Pinball Whizzing: Spatial Theatre Audio
Immersive audio is making headway into musical theatre.
Musical theatre would seem ripe for the immersive audio picking. Productions are often holed up in cranky old theatres for months on end, where acoustics aren’t always great, and sound designers are always looking for an edge.
Astro Spatial Audio is a package that takes care of 3D mixing, some room enhancement and is starting to make inroads in Broadway as a PA-agnostic platform. Astro Spatial Audio (ASA) uses SpatialSound Wave (SSW) technology, developed by the Fraunhofer Institute for Digital Media Technology IDMT, and licensed to ASA.
MULTI-BAND AUDIO
Theatre sound designer Kai Harada won a Tony Award for Best Sound Design with a production called The Band’s Visit. The show, which was also nominated for Best Musical and a number of other gongs, follows a band’s trip to Israel for the opening of an Arab Cultural Centre, only to find out that they have boarded the wrong bus to the wrong town. Hijinks ensue.
The show marked the Broadway debut of Astro Spatial Audio (ASA), and Harada was keen to praise the effect the system had on the show’s sound design. “ASA allowed us to precisely place the instrument source as an audio object within a graphical interface, while it did all the calculations to make it sound correct. Changes to staging were easily accommodated,” he explained. “In addition, having used other acoustic enhancement systems on other shows, I was eager to try the ASA room enhancement to give the illusion that the theatre was a larger acoustic space for some key moments in the show.”

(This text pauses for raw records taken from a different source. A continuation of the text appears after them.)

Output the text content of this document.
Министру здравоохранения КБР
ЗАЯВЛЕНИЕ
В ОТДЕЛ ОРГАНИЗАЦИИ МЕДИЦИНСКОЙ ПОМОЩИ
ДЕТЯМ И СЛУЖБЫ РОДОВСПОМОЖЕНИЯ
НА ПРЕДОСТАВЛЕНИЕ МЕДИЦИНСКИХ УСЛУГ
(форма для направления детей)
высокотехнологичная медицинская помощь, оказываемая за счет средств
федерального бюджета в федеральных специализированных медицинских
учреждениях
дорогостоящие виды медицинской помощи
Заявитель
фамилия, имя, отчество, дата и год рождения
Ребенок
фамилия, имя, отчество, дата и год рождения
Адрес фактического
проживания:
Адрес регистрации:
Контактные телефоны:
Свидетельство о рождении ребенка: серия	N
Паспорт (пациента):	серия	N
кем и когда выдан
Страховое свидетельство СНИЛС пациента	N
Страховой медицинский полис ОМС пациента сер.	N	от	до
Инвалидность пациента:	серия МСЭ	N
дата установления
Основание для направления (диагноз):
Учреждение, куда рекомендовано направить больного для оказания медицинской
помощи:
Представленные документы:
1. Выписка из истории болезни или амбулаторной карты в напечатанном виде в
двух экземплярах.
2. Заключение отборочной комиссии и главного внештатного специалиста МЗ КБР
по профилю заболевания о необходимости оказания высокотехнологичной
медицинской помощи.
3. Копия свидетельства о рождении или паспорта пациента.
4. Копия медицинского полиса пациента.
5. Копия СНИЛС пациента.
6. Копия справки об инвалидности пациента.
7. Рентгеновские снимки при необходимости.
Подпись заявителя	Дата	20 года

He added: “Without the functionality of the ASA system, the sound of The Band’s Visit would have remained two-dimensional. I’m extremely pleased with the results. I am eager to find another show that would lend itself to using Astro Spatial Audio.”
TOMMY: FEAST OF SENSES
Sitting in the audience of one of The Band’s Visit shows was audio designer Ken Travis who knew instantly he needed a Spatial Astro Audio system for a production he was working on: Pete Townshend’s rock opera, Tommy, in Denver.
“I was really blown by the use of the ASA system – and I wasn’t even sitting in a particularly good seat!” recalls Travis.

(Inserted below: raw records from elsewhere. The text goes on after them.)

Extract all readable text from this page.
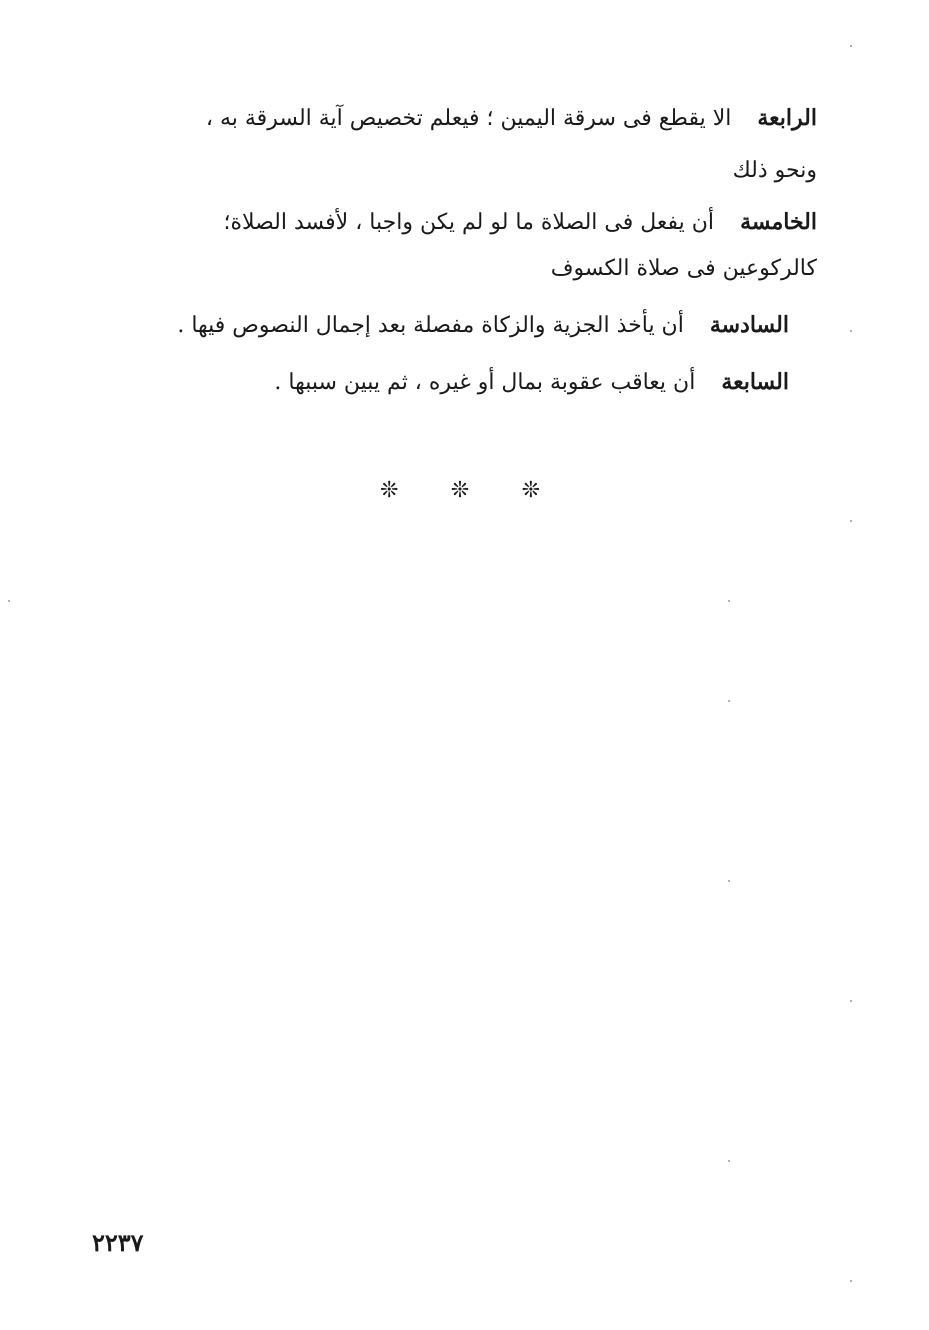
الرابعةالا يقطع فى سرقة اليمين ؛ فيعلم تخصيص آية السرقة به ،
ونحو ذلك
الخامسةأن يفعل فى الصلاة ما لو لم يكن واجبا ، لأفسد الصلاة؛
كالركوعين فى صلاة الكسوف
السادسةأن يأخذ الجزية والزكاة مفصلة بعد إجمال النصوص فيها .
السابعةأن يعاقب عقوبة بمال أو غيره ، ثم يبين سببها .
❊ ❊ ❊
٢٢٣٧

The core of the ASA solution, the SARA II Premium Rendering Engine is a 3U road- and rack-ready processor offering up to 128 MADI or 128 Dante configurable network pathways at 48kHz/24-bit resolution, and utilises extensive metadata attached to each audio object. The result is a precise calculation of that object’s position within virtual 3D space, processed in real-time up to 40 times per second for each individual object, as well as that object’s acoustic effect on the virtual space around it. The result for the engineer is a three-dimensional audio canvas on which to play. In this case the production is using Meyer Sound UPJ self-powered loudspeakers and a Digico SD10 console.

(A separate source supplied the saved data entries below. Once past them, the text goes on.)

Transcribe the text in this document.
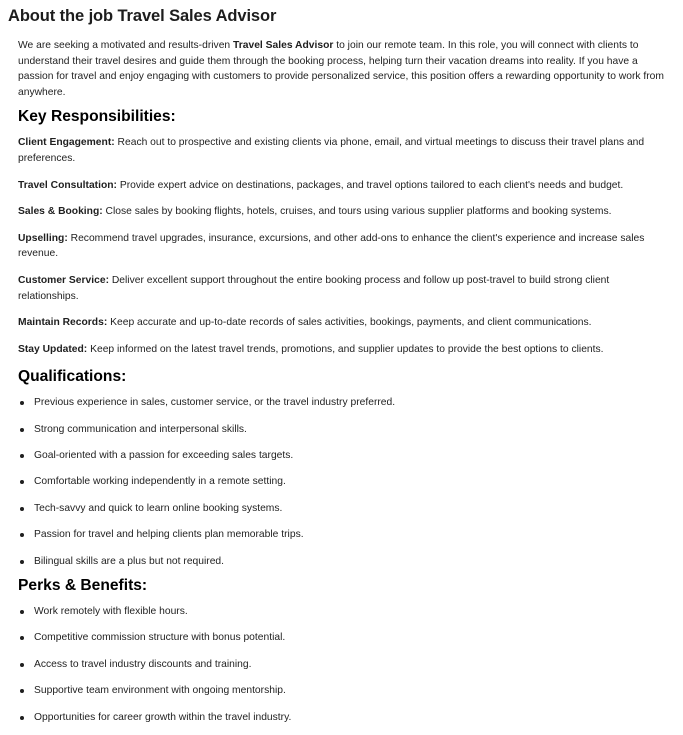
About the job Travel Sales Advisor

We are seeking a motivated and results-driven Travel Sales Advisor to join our remote team. In this role, you will connect with clients to understand their travel desires and guide them through the booking process, helping turn their vacation dreams into reality. If you have a passion for travel and enjoy engaging with customers to provide personalized service, this position offers a rewarding opportunity to work from anywhere.

Key Responsibilities:

Client Engagement: Reach out to prospective and existing clients via phone, email, and virtual meetings to discuss their travel plans and preferences.

Travel Consultation: Provide expert advice on destinations, packages, and travel options tailored to each client's needs and budget.

Sales & Booking: Close sales by booking flights, hotels, cruises, and tours using various supplier platforms and booking systems.

Upselling: Recommend travel upgrades, insurance, excursions, and other add-ons to enhance the client's experience and increase sales revenue.

Customer Service: Deliver excellent support throughout the entire booking process and follow up post-travel to build strong client relationships.

Maintain Records: Keep accurate and up-to-date records of sales activities, bookings, payments, and client communications.

Stay Updated: Keep informed on the latest travel trends, promotions, and supplier updates to provide the best options to clients.

Qualifications:
Previous experience in sales, customer service, or the travel industry preferred.
Strong communication and interpersonal skills.
Goal-oriented with a passion for exceeding sales targets.
Comfortable working independently in a remote setting.
Tech-savvy and quick to learn online booking systems.
Passion for travel and helping clients plan memorable trips.
Bilingual skills are a plus but not required.
Perks & Benefits:
Work remotely with flexible hours.
Competitive commission structure with bonus potential.
Access to travel industry discounts and training.
Supportive team environment with ongoing mentorship.
Opportunities for career growth within the travel industry.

Travis allowed the system to stretch its legs on the showstopper, Pinball Wizard: “We treat the orchestra like it’s a pinball machine, so, for example, the guitars playing those massive power chords are mirrored by the flippers whacking the pinball around the room, while the Hammond B3 sounds like it’s coming from the lights on the machine,” says Travis. “In rehearsals I mapped out the whole song with the click track, then once we got into the theatre we linked up to timecode, hit ‘go’ and it worked flawlessly first time.” So much so, in fact, that “everyone started laughing, it was that good!”